[query] Constraint-based algebrizing

rnewman commented 7 years ago

The current algebrizer — mainly ConjoiningClauses — is deliberately procedural and predictable. Paired with the simple query translator, we quite directly translate Datalog into SQL.

CC performs two roles: it tracks the metadata it needs to not be completely clumsy (the types deduced for variables and known bindings), and it accumulates some information that should really be part of a planner: table allocations and mappings between their columns and variables.

Again, that works fine for simple and predictable translation.

Extending this approach, however, to attain more power gets… hacky.

Query simplification/optimization (e.g., removal of redundant patterns and constraints).
Algebrizing queries down to static results (e.g., [:find ?x :where [?x :db/ident :foo/bar]]).
Value space intersection and optimization (e.g., in [:find ?x :where [?x :foo/age ?z][?y :foo/age ?o] [(!= ?x ?y)] [(> ?z 20)] [(< ?o 30)] [(> ?o ?z)]] we can derive a lower bound for ?o).
Deducing attributes from their ranges (e.g., [:find ?x :where [?x ?y :foo/bar]] can deduce the value of ?y in the current database from the schema alone, and [:find ?x :where [?x ?y true] [?z ?y ?z]] can never bind a single ?y).
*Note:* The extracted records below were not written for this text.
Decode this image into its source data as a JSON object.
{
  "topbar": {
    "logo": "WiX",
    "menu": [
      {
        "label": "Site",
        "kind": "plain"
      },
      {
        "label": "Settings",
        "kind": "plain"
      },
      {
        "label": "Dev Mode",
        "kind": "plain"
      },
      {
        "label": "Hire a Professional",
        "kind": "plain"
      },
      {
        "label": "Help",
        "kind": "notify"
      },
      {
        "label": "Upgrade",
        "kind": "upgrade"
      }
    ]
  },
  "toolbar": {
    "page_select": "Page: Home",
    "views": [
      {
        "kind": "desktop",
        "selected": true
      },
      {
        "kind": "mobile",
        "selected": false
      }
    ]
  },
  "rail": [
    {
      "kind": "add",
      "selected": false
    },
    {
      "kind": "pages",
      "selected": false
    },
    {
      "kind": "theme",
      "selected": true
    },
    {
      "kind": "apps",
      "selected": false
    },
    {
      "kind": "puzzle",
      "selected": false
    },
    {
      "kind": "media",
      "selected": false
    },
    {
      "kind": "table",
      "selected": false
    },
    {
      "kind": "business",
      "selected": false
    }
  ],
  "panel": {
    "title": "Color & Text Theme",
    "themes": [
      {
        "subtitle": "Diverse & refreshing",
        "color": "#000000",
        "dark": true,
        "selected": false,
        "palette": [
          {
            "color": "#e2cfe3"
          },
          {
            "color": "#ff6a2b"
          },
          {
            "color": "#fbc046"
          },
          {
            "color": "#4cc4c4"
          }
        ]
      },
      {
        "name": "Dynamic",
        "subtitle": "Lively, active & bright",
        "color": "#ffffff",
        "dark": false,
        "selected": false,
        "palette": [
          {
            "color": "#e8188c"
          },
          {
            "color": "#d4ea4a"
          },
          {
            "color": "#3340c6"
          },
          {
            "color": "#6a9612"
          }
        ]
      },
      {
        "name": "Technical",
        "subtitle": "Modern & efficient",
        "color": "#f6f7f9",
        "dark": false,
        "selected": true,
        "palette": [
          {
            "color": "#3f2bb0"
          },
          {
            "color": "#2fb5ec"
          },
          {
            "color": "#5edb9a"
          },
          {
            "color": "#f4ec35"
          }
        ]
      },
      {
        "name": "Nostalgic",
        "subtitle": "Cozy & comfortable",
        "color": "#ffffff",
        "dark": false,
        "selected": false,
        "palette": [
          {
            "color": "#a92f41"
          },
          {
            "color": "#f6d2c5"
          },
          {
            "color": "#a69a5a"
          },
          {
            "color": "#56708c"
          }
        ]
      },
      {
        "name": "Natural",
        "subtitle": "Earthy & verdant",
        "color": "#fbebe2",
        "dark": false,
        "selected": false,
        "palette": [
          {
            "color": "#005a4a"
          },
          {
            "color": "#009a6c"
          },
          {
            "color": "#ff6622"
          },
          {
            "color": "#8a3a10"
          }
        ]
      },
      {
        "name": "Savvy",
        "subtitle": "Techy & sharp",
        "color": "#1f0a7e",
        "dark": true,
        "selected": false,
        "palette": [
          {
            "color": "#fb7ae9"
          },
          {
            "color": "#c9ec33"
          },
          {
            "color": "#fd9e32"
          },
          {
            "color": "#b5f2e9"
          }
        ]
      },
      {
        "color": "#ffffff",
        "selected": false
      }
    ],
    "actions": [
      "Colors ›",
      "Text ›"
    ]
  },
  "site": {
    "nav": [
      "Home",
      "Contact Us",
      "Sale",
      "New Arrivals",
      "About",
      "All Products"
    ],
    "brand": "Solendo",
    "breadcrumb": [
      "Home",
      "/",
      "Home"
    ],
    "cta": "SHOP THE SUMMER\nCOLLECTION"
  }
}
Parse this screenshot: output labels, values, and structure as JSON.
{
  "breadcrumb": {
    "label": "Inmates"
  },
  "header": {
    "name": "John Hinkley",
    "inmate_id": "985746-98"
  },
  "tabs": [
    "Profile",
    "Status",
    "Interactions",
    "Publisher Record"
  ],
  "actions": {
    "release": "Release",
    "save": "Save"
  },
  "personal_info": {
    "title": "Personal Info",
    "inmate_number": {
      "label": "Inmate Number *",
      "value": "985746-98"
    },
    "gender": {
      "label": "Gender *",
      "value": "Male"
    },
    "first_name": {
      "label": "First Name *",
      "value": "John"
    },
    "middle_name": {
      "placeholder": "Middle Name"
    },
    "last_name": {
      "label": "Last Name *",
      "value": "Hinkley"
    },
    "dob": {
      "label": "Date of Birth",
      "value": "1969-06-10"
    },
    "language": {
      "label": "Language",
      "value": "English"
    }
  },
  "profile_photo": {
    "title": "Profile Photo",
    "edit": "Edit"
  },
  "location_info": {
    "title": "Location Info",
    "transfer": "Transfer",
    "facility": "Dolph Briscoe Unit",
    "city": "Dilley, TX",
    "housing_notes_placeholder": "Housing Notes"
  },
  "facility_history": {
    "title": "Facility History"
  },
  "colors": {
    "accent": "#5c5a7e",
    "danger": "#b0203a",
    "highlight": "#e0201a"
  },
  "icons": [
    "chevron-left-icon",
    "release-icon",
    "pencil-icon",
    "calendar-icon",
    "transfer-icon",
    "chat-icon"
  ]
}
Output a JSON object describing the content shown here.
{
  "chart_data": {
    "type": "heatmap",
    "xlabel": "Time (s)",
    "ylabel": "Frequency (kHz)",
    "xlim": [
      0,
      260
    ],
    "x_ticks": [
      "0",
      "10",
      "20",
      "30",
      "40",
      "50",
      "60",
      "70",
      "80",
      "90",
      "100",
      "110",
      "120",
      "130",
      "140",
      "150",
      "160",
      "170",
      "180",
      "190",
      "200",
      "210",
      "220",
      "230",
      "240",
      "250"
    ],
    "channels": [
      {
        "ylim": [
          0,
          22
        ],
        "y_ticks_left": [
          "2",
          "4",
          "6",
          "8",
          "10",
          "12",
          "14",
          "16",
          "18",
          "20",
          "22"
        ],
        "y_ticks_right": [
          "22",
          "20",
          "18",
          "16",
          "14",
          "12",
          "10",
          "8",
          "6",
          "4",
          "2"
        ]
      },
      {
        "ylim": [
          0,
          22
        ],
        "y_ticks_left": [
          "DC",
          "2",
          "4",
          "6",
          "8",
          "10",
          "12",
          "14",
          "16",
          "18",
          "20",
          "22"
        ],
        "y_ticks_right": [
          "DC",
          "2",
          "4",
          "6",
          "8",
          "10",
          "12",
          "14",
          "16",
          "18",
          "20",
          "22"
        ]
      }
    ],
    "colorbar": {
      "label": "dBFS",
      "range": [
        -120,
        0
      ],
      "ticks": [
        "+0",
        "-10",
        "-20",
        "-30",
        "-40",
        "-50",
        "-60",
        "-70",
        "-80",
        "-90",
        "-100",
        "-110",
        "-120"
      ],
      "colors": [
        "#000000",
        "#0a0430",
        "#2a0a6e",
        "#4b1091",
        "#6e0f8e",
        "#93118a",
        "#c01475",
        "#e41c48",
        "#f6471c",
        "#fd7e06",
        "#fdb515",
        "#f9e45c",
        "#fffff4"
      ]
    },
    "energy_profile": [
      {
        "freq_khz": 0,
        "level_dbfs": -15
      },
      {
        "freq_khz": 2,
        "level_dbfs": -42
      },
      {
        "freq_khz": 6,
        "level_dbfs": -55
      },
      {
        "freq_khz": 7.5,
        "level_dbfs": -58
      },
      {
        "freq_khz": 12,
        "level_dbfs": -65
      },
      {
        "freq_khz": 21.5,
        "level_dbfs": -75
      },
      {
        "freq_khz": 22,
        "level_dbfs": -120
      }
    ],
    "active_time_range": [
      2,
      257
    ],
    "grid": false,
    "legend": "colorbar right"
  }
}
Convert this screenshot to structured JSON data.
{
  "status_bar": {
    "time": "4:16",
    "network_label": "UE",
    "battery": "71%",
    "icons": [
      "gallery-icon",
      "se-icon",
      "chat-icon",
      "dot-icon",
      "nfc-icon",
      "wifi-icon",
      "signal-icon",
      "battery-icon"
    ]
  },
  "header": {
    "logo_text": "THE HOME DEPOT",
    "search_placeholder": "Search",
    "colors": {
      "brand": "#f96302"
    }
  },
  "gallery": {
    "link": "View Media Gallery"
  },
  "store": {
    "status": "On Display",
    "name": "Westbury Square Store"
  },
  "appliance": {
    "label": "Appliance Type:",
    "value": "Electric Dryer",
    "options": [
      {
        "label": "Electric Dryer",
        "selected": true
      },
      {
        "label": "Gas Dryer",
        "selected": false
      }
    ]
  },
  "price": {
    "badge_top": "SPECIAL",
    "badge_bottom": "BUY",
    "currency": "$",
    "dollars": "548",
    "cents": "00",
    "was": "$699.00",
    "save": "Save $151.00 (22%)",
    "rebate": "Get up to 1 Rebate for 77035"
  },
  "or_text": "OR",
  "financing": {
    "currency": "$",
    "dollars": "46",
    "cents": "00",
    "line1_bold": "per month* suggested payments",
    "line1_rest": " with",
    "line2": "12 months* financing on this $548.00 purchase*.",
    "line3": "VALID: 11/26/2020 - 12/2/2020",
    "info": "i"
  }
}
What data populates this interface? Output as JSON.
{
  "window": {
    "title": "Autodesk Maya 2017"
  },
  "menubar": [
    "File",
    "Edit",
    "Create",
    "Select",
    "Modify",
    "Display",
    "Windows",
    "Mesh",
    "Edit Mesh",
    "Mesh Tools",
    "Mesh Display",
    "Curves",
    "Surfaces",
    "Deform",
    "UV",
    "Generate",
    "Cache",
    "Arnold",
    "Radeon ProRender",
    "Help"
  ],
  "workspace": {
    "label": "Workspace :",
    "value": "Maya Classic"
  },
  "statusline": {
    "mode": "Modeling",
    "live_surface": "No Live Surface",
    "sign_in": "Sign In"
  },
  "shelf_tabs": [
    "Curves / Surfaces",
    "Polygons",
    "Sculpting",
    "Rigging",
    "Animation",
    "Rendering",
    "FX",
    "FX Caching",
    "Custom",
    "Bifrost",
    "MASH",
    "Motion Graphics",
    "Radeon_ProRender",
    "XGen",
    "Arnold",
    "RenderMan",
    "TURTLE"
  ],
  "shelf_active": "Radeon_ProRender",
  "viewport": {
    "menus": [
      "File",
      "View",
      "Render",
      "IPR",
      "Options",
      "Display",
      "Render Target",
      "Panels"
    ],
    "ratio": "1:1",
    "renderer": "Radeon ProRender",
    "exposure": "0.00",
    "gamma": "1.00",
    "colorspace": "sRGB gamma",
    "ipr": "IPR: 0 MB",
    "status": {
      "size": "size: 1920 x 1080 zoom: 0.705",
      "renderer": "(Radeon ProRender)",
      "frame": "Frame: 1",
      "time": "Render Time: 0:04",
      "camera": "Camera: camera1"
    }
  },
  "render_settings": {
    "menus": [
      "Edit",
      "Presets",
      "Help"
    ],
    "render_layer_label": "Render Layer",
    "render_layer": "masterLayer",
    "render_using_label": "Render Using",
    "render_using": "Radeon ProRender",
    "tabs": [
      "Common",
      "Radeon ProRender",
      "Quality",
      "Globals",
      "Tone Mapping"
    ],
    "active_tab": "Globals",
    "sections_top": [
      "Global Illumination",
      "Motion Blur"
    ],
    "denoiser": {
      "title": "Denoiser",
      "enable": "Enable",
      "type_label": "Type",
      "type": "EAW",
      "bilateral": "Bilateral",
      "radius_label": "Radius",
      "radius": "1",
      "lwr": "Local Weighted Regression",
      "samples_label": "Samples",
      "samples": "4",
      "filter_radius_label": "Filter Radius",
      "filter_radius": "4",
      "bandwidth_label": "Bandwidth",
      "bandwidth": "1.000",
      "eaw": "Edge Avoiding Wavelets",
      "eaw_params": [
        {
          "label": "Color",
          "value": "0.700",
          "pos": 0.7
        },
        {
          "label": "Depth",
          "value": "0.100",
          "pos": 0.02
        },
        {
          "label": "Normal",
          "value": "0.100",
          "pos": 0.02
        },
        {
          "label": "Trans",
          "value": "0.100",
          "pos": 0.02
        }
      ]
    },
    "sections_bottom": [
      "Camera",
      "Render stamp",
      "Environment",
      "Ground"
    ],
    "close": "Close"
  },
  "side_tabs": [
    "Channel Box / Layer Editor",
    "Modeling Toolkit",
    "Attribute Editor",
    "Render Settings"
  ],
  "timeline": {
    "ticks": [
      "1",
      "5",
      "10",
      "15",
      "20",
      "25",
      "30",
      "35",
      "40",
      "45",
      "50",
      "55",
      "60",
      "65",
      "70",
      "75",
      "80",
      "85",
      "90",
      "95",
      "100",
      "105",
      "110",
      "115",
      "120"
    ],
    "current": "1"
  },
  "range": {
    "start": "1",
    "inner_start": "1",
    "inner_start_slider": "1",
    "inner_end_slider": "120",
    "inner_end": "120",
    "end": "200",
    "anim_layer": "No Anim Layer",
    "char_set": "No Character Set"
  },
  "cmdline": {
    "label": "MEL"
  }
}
At some point it might be worthwhile to more fully separate algebrize+translate into algebrize+plan+translate, with the algebrizing stage being primarily a constraint system used to derive something like CC.

The risk of doing so is that the planner input would be less ordered, and thus the translated output would likely be less predictable and less related to the input. Small changes to the input query could cause large changes to what we can deduce.

rnewman commented 7 years ago

@fluffyemily this is what we were chatting about yesterday.

ncalexan commented 7 years ago

I'm not against doing this, especially in the far future after we learn some lessons about what really happens in the wild, but it's worth pointing out what the fundamental design trade-off encoded into our conversion from Datalog to SQL is. In my mind, we have always been betting that SQLite's planning (re-order clauses, remove redundant constraints, choose indices efficiently, etc) would be "better" than our own: possibly more efficient, definitely quicker to market.

rnewman commented 7 years ago

Yes, this is far future (unless predicates become troublesome for me!). But there are three caveats.

SQLite's planner is good but not sophisticated; it also aims for simplicity and predictability. We should not have high expectations about it 'rescuing' queries — users will need to do tuning. Most of our bet is that even its naïve plans are very quick indeed.
If we ever start caching things in memory or on disk (we already do the former: the schema!) then we unavoidably get into query planning, because we're choosing where and how to join our own data into the SQL query.
We store lots and lots of information that isn't available to SQLite when planning queries. Type ranges and uniqueness constraints, for example, are part of our data and not our disk schema, and so don't factor into query planning. Simple things like reordering queries to put unique patterns first will often improve results.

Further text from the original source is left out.